Большинство людей Ольги древляне постарались расположить с возможными удобствами, благо погост был немаленький. Кого устроили по избам, кого в овинах, кого в хлевах со скотиной. Те же, кто еще не пошел отдыхать, разложили посреди погоста большой костер, – подле него было как-то спокойнее, можно было беседовать, делясь впечатлениями первого дня похода. И всех всполошил этот протяжный крик – то ли человеческий, то ли звериный, но исполненный такой люти, что все враз поднялись, похватали оружие, смотрели, не зная, что предпринять.
Отблески от костра достигали кромки леса. Казалось, что стволы, росшие еще днем в стороне, придвинулись гораздо ближе, и переброшенная от дерева к дереву жердь для ограждения теперь была видна совсем недалеко. Вот на ней-то воины и разглядели девочку. Совсем небольшую, лет пяти-шести, в обычной белой рубашонке, со светлыми, ниспадавшими на плечи косичками. Девочка сидела на жерди странно, как птичка, удерживаясь на перекладине пальцами ног, а руки сложила перед грудью. И почему-то она казалась необычным ребенком: слишком серьезным было ее личико, неживым, не по-детски мрачным, а круглые светлые глаза смотрели угрюмо из-под сдвинутых белесых бровей.
Пугаться такой крохи воинам было бы словно не к лицу, однако отчего-то никто не решился ни подойти к ней, ни подозвать. Вот и переговаривались, не зная, как быть.
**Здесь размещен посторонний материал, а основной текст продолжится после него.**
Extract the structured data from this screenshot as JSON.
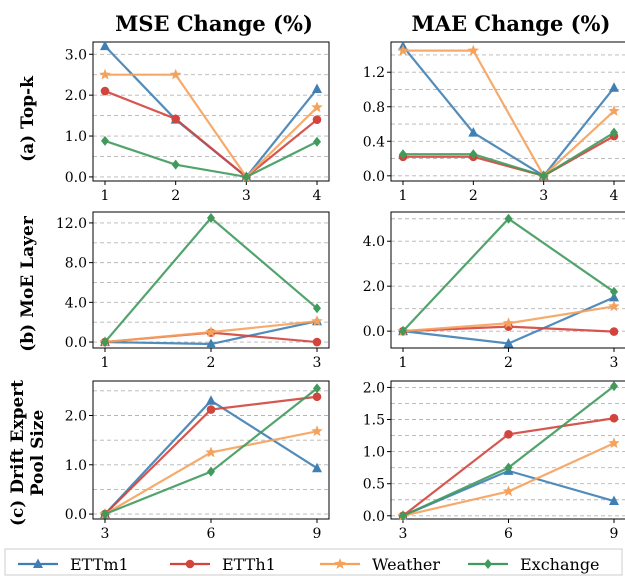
{
  "column_titles": [
    "MSE Change (%)",
    "MAE Change (%)"
  ],
  "row_labels": [
    [
      "(a) Top-k"
    ],
    [
      "(b) MoE Layer"
    ],
    [
      "(c) Drift Expert",
      "Pool Size"
    ]
  ],
  "legend": [
    {
      "name": "ETTm1",
      "color": "#3f7fb4",
      "marker": "triangle"
    },
    {
      "name": "ETTh1",
      "color": "#d1453d",
      "marker": "circle"
    },
    {
      "name": "Weather",
      "color": "#f5a25c",
      "marker": "star"
    },
    {
      "name": "Exchange",
      "color": "#3f9a5c",
      "marker": "diamond"
    }
  ],
  "chart_data": [
    {
      "type": "line",
      "title": "MSE Change (%)",
      "row": "(a) Top-k",
      "x": [
        "1",
        "2",
        "3",
        "4"
      ],
      "yticks": [
        "0.0",
        "1.0",
        "2.0",
        "3.0"
      ],
      "ylim": [
        -0.1,
        3.3
      ],
      "grid": "horizontal dashed",
      "series": [
        {
          "name": "ETTm1",
          "values": [
            3.2,
            1.4,
            0.0,
            2.15
          ]
        },
        {
          "name": "ETTh1",
          "values": [
            2.1,
            1.42,
            0.0,
            1.4
          ]
        },
        {
          "name": "Weather",
          "values": [
            2.5,
            2.5,
            0.0,
            1.7
          ]
        },
        {
          "name": "Exchange",
          "values": [
            0.88,
            0.3,
            0.0,
            0.86
          ]
        }
      ]
    },
    {
      "type": "line",
      "title": "MAE Change (%)",
      "row": "(a) Top-k",
      "x": [
        "1",
        "2",
        "3",
        "4"
      ],
      "yticks": [
        "0.0",
        "0.4",
        "0.8",
        "1.2"
      ],
      "ylim": [
        -0.06,
        1.55
      ],
      "grid": "horizontal dashed",
      "series": [
        {
          "name": "ETTm1",
          "values": [
            1.5,
            0.5,
            0.0,
            1.02
          ]
        },
        {
          "name": "ETTh1",
          "values": [
            0.22,
            0.22,
            0.0,
            0.46
          ]
        },
        {
          "name": "Weather",
          "values": [
            1.45,
            1.45,
            0.0,
            0.75
          ]
        },
        {
          "name": "Exchange",
          "values": [
            0.25,
            0.25,
            0.0,
            0.5
          ]
        }
      ]
    },
    {
      "type": "line",
      "row": "(b) MoE Layer",
      "x": [
        "1",
        "2",
        "3"
      ],
      "yticks": [
        "0.0",
        "4.0",
        "8.0",
        "12.0"
      ],
      "ylim": [
        -0.6,
        13.1
      ],
      "grid": "horizontal dashed",
      "series": [
        {
          "name": "ETTm1",
          "values": [
            0.0,
            -0.2,
            2.1
          ]
        },
        {
          "name": "ETTh1",
          "values": [
            0.0,
            0.95,
            0.0
          ]
        },
        {
          "name": "Weather",
          "values": [
            0.0,
            1.0,
            2.1
          ]
        },
        {
          "name": "Exchange",
          "values": [
            0.0,
            12.5,
            3.4
          ]
        }
      ]
    },
    {
      "type": "line",
      "row": "(b) MoE Layer",
      "x": [
        "1",
        "2",
        "3"
      ],
      "yticks": [
        "0.0",
        "2.0",
        "4.0"
      ],
      "ylim": [
        -0.75,
        5.3
      ],
      "grid": "horizontal dashed",
      "series": [
        {
          "name": "ETTm1",
          "values": [
            0.0,
            -0.55,
            1.5
          ]
        },
        {
          "name": "ETTh1",
          "values": [
            0.0,
            0.2,
            -0.02
          ]
        },
        {
          "name": "Weather",
          "values": [
            0.0,
            0.35,
            1.1
          ]
        },
        {
          "name": "Exchange",
          "values": [
            0.0,
            5.0,
            1.75
          ]
        }
      ]
    },
    {
      "type": "line",
      "row": "(c) Drift Expert Pool Size",
      "x": [
        "3",
        "6",
        "9"
      ],
      "yticks": [
        "0.0",
        "1.0",
        "2.0"
      ],
      "ylim": [
        -0.1,
        2.7
      ],
      "grid": "horizontal dashed",
      "series": [
        {
          "name": "ETTm1",
          "values": [
            0.0,
            2.3,
            0.93
          ]
        },
        {
          "name": "ETTh1",
          "values": [
            0.0,
            2.12,
            2.38
          ]
        },
        {
          "name": "Weather",
          "values": [
            0.0,
            1.25,
            1.68
          ]
        },
        {
          "name": "Exchange",
          "values": [
            0.0,
            0.86,
            2.55
          ]
        }
      ]
    },
    {
      "type": "line",
      "row": "(c) Drift Expert Pool Size",
      "x": [
        "3",
        "6",
        "9"
      ],
      "yticks": [
        "0.0",
        "0.5",
        "1.0",
        "1.5",
        "2.0"
      ],
      "ylim": [
        -0.05,
        2.1
      ],
      "grid": "horizontal dashed",
      "series": [
        {
          "name": "ETTm1",
          "values": [
            0.0,
            0.7,
            0.23
          ]
        },
        {
          "name": "ETTh1",
          "values": [
            0.0,
            1.27,
            1.52
          ]
        },
        {
          "name": "Weather",
          "values": [
            0.0,
            0.38,
            1.13
          ]
        },
        {
          "name": "Exchange",
          "values": [
            0.0,
            0.75,
            2.02
          ]
        }
      ]
    }
  ]
}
– Это дочка моя, – сказал, увидев девочку, вышедший из дома Милюта. – Раньше мы ее Мюткой звали, до того, как лес ее от нас востребовал. Ну мы и отвели ее в чащу, чтобы других своих детей уберечь. Пусть лучше она… ну и ее сестра, какую еще раньше позвал лес. Но с тех пор лес нас не трогал больше, нежить не скреблась в двери, медведи не драли скот и волки не нападали.